Jochen Saacke: Per molti anni abbiamo registrato una crescita costante - annualmente fino al 20%. Con il Corona è arrivata un'impennata speciale: essendo in grado di consegnare senza contatto, la domanda è esplosa. In brevissimo tempo siamo passati da 80 a quasi 150 dipendenti. Ma dopo il boom è arrivata la delusione: con la fine della pandemia, i costi crescenti dovuti alla guerra e alla crisi energetica, e la crescente concorrenza nel settore retail, la domanda è drasticamente diminuita. Abbiamo dovuto ridimensionare e oggi contiamo quasi 100 dipendenti. In media, consegniamo a 2.400 clienti a settimana – in inverno fino a 2.800, in estate ben sotto i 2.000. Tra questi, ci sono anche più di 300 asili e scuole, così come altrettante aziende. In termini di fatturato, siamo con circa 6 milioni di EUR nel servizio di consegna e 1,5 milioni nel mercato biologico, ancora sopra il livello pre-Corona, ma la crescita incontrollata è finita. Questa fase non è stata semplice, ma è stata anche istruttiva. Abbiamo imparato a prestare ancora più attenzione all'efficienza, a ridurre i costi e a concentrarci sull'essenziale. Alcuni eventi o anche i corsi di cucina li abbiamo eliminati - erano belli, ma purtroppo non economicamente vantaggiosi. È fondamentale che manteniamo la nostra clientela fidelizzata e che le nostre strutture rimangano sostenibili nel futuro.
Wirtschaftsforum: Molti clienti si chiederanno perché hanno bisogno di una cassa biologica, quando i prodotti biologici sono ormai disponibili anche nei supermercati. Quali vantaggi vede?

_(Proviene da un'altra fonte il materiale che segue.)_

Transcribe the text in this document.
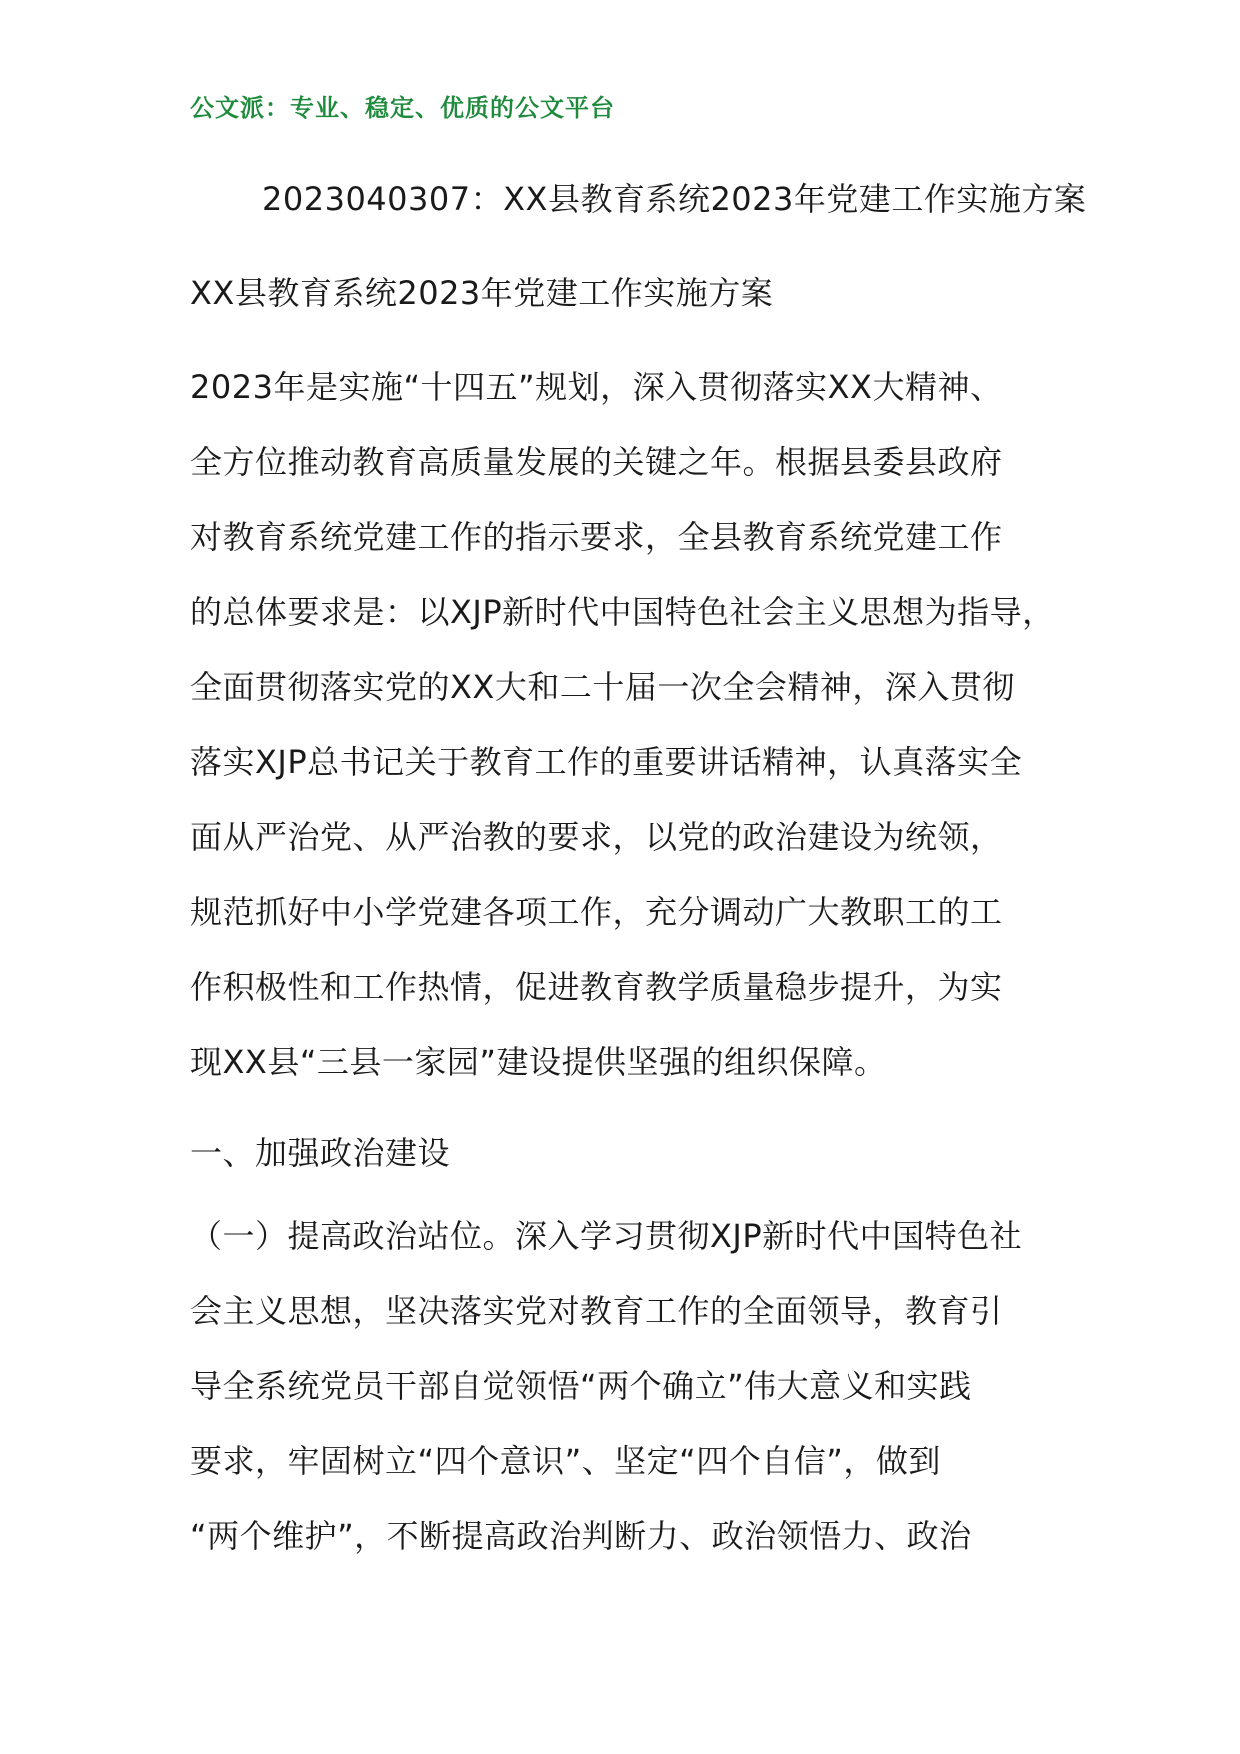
公文派：专业、稳定、优质的公文平台
2023040307：XX县教育系统2023年党建工作实施方案
XX县教育系统2023年党建工作实施方案
2023年是实施“十四五”规划，深入贯彻落实XX大精神、
全方位推动教育高质量发展的关键之年。根据县委县政府
对教育系统党建工作的指示要求，全县教育系统党建工作
的总体要求是：以XJP新时代中国特色社会主义思想为指导，
全面贯彻落实党的XX大和二十届一次全会精神，深入贯彻
落实XJP总书记关于教育工作的重要讲话精神，认真落实全
面从严治党、从严治教的要求，以党的政治建设为统领，
规范抓好中小学党建各项工作，充分调动广大教职工的工
作积极性和工作热情，促进教育教学质量稳步提升，为实
现XX县“三县一家园”建设提供坚强的组织保障。
一、加强政治建设
（一）提高政治站位。深入学习贯彻XJP新时代中国特色社
会主义思想，坚决落实党对教育工作的全面领导，教育引
导全系统党员干部自觉领悟“两个确立”伟大意义和实践
要求，牢固树立“四个意识”、坚定“四个自信”，做到
“两个维护”，不断提高政治判断力、政治领悟力、政治
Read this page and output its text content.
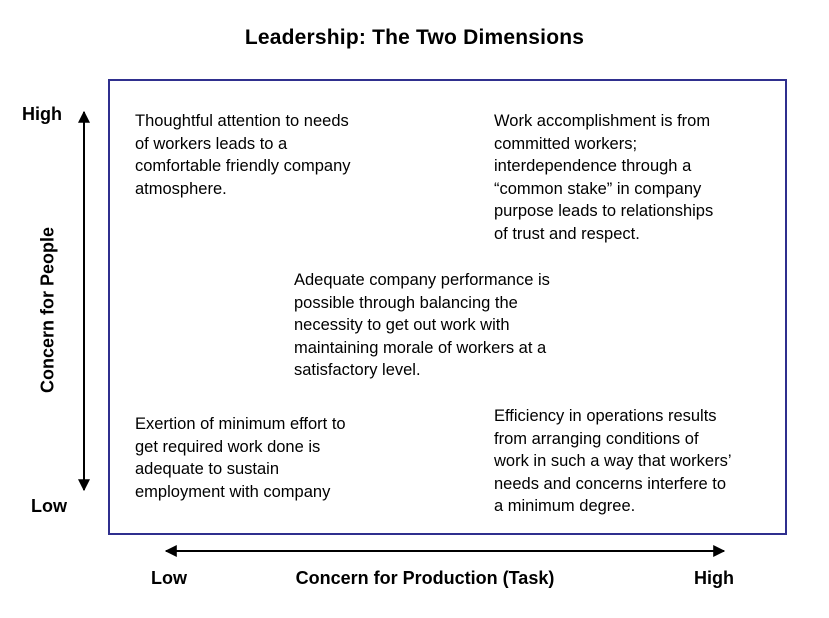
Leadership: The Two Dimensions
Thoughtful attention to needs
of workers leads to a
comfortable friendly company
atmosphere.
Work accomplishment is from
committed workers;
interdependence through a
“common stake” in company
purpose leads to relationships
of trust and respect.
Adequate company performance is
possible through balancing the
necessity to get out work with
maintaining morale of workers at a
satisfactory level.
Exertion of minimum effort to
get required work done is
adequate to sustain
employment with company
Efficiency in operations results
from arranging conditions of
work in such a way that workers’
needs and concerns interfere to
a minimum degree.
High
Low
Concern for People
Low	Concern for Production (Task)	High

Jochen Saacke: Il biologico è diventato mainstream, e questo è fondamentalmente un successo del movimento. Tuttavia, ciò significa anche che dobbiamo affermarci. Il nostro vantaggio risiede nella combinazione: garantiamo il 100% biologico secondo gli standard più elevati, collaboriamo strettamente con produttori regionali, consegniamo prodotti per lo più non imballati e comodamente a domicilio - in modo affidabile e senza grandi sforzi. Il maggiore vantaggio è la combinazione di comodità, qualità e trasparenza. Nella regione collaboriamo esclusivamente con produttori che conosciamo personalmente. E questi sono diversi. Ciò offre una sicurezza che non si può trovare nei supermercati. Inoltre, prestiamo molta attenzione agli standard biologici più elevati, come Bioland o Demeter, e risparmiamo molto imballaggio grazie ai nostri sistemi di riutilizzo. Chi ordina una cassa biologica ottiene quindi non solo cibo salubre, ma supporta anche l'agricoltura regionale, le vie di trasporto brevi e le strutture sostenibili. Per noi, biologico significa non solo ‘senza chimica’, ma un approccio olistico che coinvolge suolo, animali, persone e ambiente.

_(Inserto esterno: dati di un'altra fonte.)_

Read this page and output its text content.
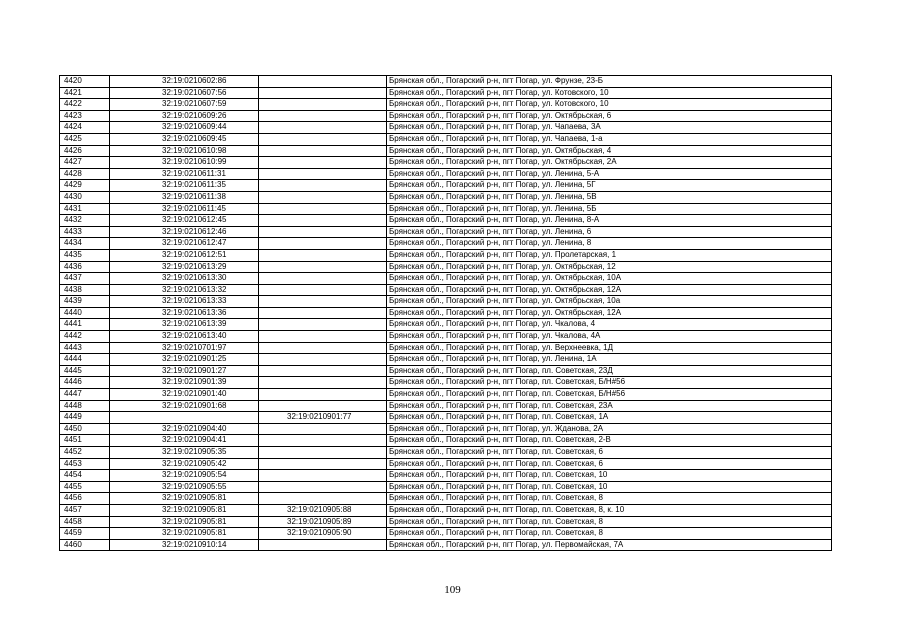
4420	32:19:0210602:86		Брянская обл., Погарский р-н, пгт Погар, ул. Фрунзе, 23-Б
4421	32:19:0210607:56		Брянская обл., Погарский р-н, пгт Погар, ул. Котовского, 10
4422	32:19:0210607:59		Брянская обл., Погарский р-н, пгт Погар, ул. Котовского, 10
4423	32:19:0210609:26		Брянская обл., Погарский р-н, пгт Погар, ул. Октябрьская, 6
4424	32:19:0210609:44		Брянская обл., Погарский р-н, пгт Погар, ул. Чапаева, 3А
4425	32:19:0210609:45		Брянская обл., Погарский р-н, пгт Погар, ул. Чапаева, 1-а
4426	32:19:0210610:98		Брянская обл., Погарский р-н, пгт Погар, ул. Октябрьская, 4
4427	32:19:0210610:99		Брянская обл., Погарский р-н, пгт Погар, ул. Октябрьская, 2А
4428	32:19:0210611:31		Брянская обл., Погарский р-н, пгт Погар, ул. Ленина, 5-А
4429	32:19:0210611:35		Брянская обл., Погарский р-н, пгт Погар, ул. Ленина, 5Г
4430	32:19:0210611:38		Брянская обл., Погарский р-н, пгт Погар, ул. Ленина, 5В
4431	32:19:0210611:45		Брянская обл., Погарский р-н, пгт Погар, ул. Ленина, 5Б
4432	32:19:0210612:45		Брянская обл., Погарский р-н, пгт Погар, ул. Ленина, 8-А
4433	32:19:0210612:46		Брянская обл., Погарский р-н, пгт Погар, ул. Ленина, 6
4434	32:19:0210612:47		Брянская обл., Погарский р-н, пгт Погар, ул. Ленина, 8
4435	32:19:0210612:51		Брянская обл., Погарский р-н, пгт Погар, ул. Пролетарская, 1
4436	32:19:0210613:29		Брянская обл., Погарский р-н, пгт Погар, ул. Октябрьская, 12
4437	32:19:0210613:30		Брянская обл., Погарский р-н, пгт Погар, ул. Октябрьская, 10А
4438	32:19:0210613:32		Брянская обл., Погарский р-н, пгт Погар, ул. Октябрьская, 12А
4439	32:19:0210613:33		Брянская обл., Погарский р-н, пгт Погар, ул. Октябрьская, 10а
4440	32:19:0210613:36		Брянская обл., Погарский р-н, пгт Погар, ул. Октябрьская, 12А
4441	32:19:0210613:39		Брянская обл., Погарский р-н, пгт Погар, ул. Чкалова, 4
4442	32:19:0210613:40		Брянская обл., Погарский р-н, пгт Погар, ул. Чкалова, 4А
4443	32:19:0210701:97		Брянская обл., Погарский р-н, пгт Погар, ул. Верхнеевка, 1Д
4444	32:19:0210901:25		Брянская обл., Погарский р-н, пгт Погар, ул. Ленина, 1А
4445	32:19:0210901:27		Брянская обл., Погарский р-н, пгт Погар, пл. Советская, 23Д
4446	32:19:0210901:39		Брянская обл., Погарский р-н, пгт Погар, пл. Советская, Б/Н#56
4447	32:19:0210901:40		Брянская обл., Погарский р-н, пгт Погар, пл. Советская, Б/Н#56
4448	32:19:0210901:68		Брянская обл., Погарский р-н, пгт Погар, пл. Советская, 23А
4449		32:19:0210901:77	Брянская обл., Погарский р-н, пгт Погар, пл. Советская, 1А
4450	32:19:0210904:40		Брянская обл., Погарский р-н, пгт Погар, ул. Жданова, 2А
4451	32:19:0210904:41		Брянская обл., Погарский р-н, пгт Погар, пл. Советская, 2-В
4452	32:19:0210905:35		Брянская обл., Погарский р-н, пгт Погар, пл. Советская, 6
4453	32:19:0210905:42		Брянская обл., Погарский р-н, пгт Погар, пл. Советская, 6
4454	32:19:0210905:54		Брянская обл., Погарский р-н, пгт Погар, пл. Советская, 10
4455	32:19:0210905:55		Брянская обл., Погарский р-н, пгт Погар, пл. Советская, 10
4456	32:19:0210905:81		Брянская обл., Погарский р-н, пгт Погар, пл. Советская, 8
4457	32:19:0210905:81	32:19:0210905:88	Брянская обл., Погарский р-н, пгт Погар, пл. Советская, 8, к. 10
4458	32:19:0210905:81	32:19:0210905:89	Брянская обл., Погарский р-н, пгт Погар, пл. Советская, 8
4459	32:19:0210905:81	32:19:0210905:90	Брянская обл., Погарский р-н, пгт Погар, пл. Советская, 8
4460	32:19:0210910:14		Брянская обл., Погарский р-н, пгт Погар, ул. Первомайская, 7А
109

Un altro punto di forza è l'inclusione. Da noi lavorano anche persone con disabilità, ad esempio con la sindrome di Down o epilessia. Questo non è per noi una strategia di PR, ma una convinzione vissuta. Porta sfide, ma soprattutto un grande arricchimento. L'inclusione fa parte del nostro DNA.
Wirtschaftsforum: Come vede il futuro della Höhenberger Biokiste?

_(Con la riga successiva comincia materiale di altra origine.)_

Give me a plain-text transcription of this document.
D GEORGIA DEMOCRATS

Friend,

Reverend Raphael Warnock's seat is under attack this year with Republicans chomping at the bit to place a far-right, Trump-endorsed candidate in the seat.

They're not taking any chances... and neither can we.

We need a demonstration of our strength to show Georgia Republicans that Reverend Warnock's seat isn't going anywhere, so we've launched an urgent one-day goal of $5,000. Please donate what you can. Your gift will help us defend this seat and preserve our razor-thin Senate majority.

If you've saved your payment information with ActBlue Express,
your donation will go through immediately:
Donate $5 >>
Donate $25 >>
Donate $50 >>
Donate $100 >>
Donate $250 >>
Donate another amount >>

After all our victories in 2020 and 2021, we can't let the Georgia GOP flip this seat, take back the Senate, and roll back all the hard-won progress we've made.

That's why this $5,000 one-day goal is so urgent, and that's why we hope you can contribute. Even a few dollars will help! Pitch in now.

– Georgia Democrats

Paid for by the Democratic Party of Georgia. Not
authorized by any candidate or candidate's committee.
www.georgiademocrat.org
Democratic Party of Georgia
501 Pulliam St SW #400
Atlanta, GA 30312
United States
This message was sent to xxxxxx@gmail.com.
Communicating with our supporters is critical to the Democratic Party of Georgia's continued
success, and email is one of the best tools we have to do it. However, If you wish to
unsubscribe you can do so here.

Jochen Saacke: Non mi aspetto un grande aumento delle vendite per ora. Se riusciamo a fare il 2 o 3% all'anno, è già un successo. Il nostro modello di business funziona se siamo efficienti e manteniamo i nostri clienti. Il mercato alimentare è molto competitivo, i margini sono bassi e la pressione è in aumento. Ma abbiamo qualcosa che ci sostiene: una clientela fedele che apprezza il nostro lavoro e ci supporta finanziariamente in parte, ad esempio attraverso partecipazioni silenziose. Questo dimostra che siamo più di una semplice azienda. Siamo un 'progetto' comune di produttori, dipendenti e clienti.
Wirtschaftsforum: Lei lavora ormai da quasi 25 anni alla Höhenberger Biokiste. Cosa la motiva ancora ogni giorno nel suo lavoro?
Jochen Saacke: Personalmente, sono motivato proprio da questo: non lo facciamo solo per noi stessi. Lo facciamo per la regione, per l'agricoltura, per le persone che lavorano qui e per le famiglie che contano su di noi. Se possiamo continuare in questo modo, sono soddisfatto.